Why are important anthropological insights often marginalized in such debates, and would a robust reincorporation into such larger political and intellectual disputes be a turn of events that anthropologists should condone or condemn?
The field continues to grapple with some volatile and complicated subjects, from structural violence to neogenomic ideologies, from indigenous rights to cosmopolitan subjectivities, from questions of “war and peace” to invocations of post-raciality. And all of these themes provide valuable points of entry into potential strategies for dealing with a global recession by way of its inescapably and robustly localizable manifestations.
Wednesday, January 14, 2009
Oakland ushered in 2009 with a controversial police shooting. Officer Johannes Mehserle shot and killed a 22-year-old African-American, Oscar Grant, while taking him into custody on a BART station platform January 1st. This would have been a tragedy no matter what, but the stakes were raised enormously as a consequence of one relatively new technological innovation: the cellphone video camera.
As Mehserle and his fellow officers were handcuffing Grant, nearby straphangers decided to use their cellphones to videotape the arrest. What they captured, now available all over the Internet, is the actual moment when Mehserle fires his gun. Nuanced details are out of focus and hard to make out. It is a low-quality video image. But the broad strokes are pretty clear.
The officers had Grant face-down on the ground when Mehserle’s took out his gun and discharged a bullet into his body. (The youtubed news report above contains two different cellphoned video recordings of the incident, along with a reporter’s blow-by-blow discussion of what is transpiring on screen.)

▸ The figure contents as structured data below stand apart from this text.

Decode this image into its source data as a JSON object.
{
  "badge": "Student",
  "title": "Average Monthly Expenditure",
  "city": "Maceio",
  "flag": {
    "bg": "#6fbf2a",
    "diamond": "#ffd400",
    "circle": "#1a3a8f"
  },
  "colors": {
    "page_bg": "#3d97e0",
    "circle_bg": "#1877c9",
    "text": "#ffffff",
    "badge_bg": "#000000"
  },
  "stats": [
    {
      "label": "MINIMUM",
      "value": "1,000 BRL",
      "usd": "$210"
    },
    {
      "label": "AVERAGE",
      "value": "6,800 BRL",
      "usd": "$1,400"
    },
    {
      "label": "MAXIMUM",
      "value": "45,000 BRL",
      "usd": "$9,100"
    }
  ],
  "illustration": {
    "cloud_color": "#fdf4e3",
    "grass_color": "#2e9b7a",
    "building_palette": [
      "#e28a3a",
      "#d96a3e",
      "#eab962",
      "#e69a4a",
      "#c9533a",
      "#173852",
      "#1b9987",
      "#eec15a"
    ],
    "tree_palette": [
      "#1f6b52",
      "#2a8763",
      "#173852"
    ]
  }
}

Speculation is that the Mehserle might have thought that he had taken out some kind of stun gun or taser (not an actual gun), which the reporter‘s abovementioned reading of the video seems to imply.
The BART police have almost concluded their initial investigation into the shooting. They’ve interviewed many of the witnesses, including the other officers on the scene. Mehserle, however, has yet to be interviewed and actually resigned from the force last week.
Many Oakland residents are extremely upset about the shooting of this unarmed young man, and they read the event as yet another indication of more structural and systematic disregard and hostility (or maybe just reckless indifference) for poorer African American communities. Protesters quite explicitly describe Grant as just the latest vulnerable victim of excessive law enforcement.
Given how much we are all focused on our Great Recession, the Gaza conflict, America’s first black president, and the ongoing threat of global terrorism, the Oakland issue might seem relatively inconsequential to some, a throwback to some bygone (pre-Obama) era when Jessie Jacksons and Al Sharptons controlled the terms of America’s racial debates and turned such shootings into national news. But that is completely the _wrong_ way to think about what is happening in Oakland right now. It is not some vestigial holdover from the 1980s and '90s, the last gasp of antiquated and dying racial logics in a quickly postracializing world.
Race is a global issue, but it is lived/experienced locally. And the local is still political. It has implications for how we might address larger national and international questions. Moreover, "the local" is much more likely to go global with the advent of more compact mechanisms for capturing the tiniest crevices of social life, crevices that can be subsequently broadcast (and virally Webcast) for all the world to see.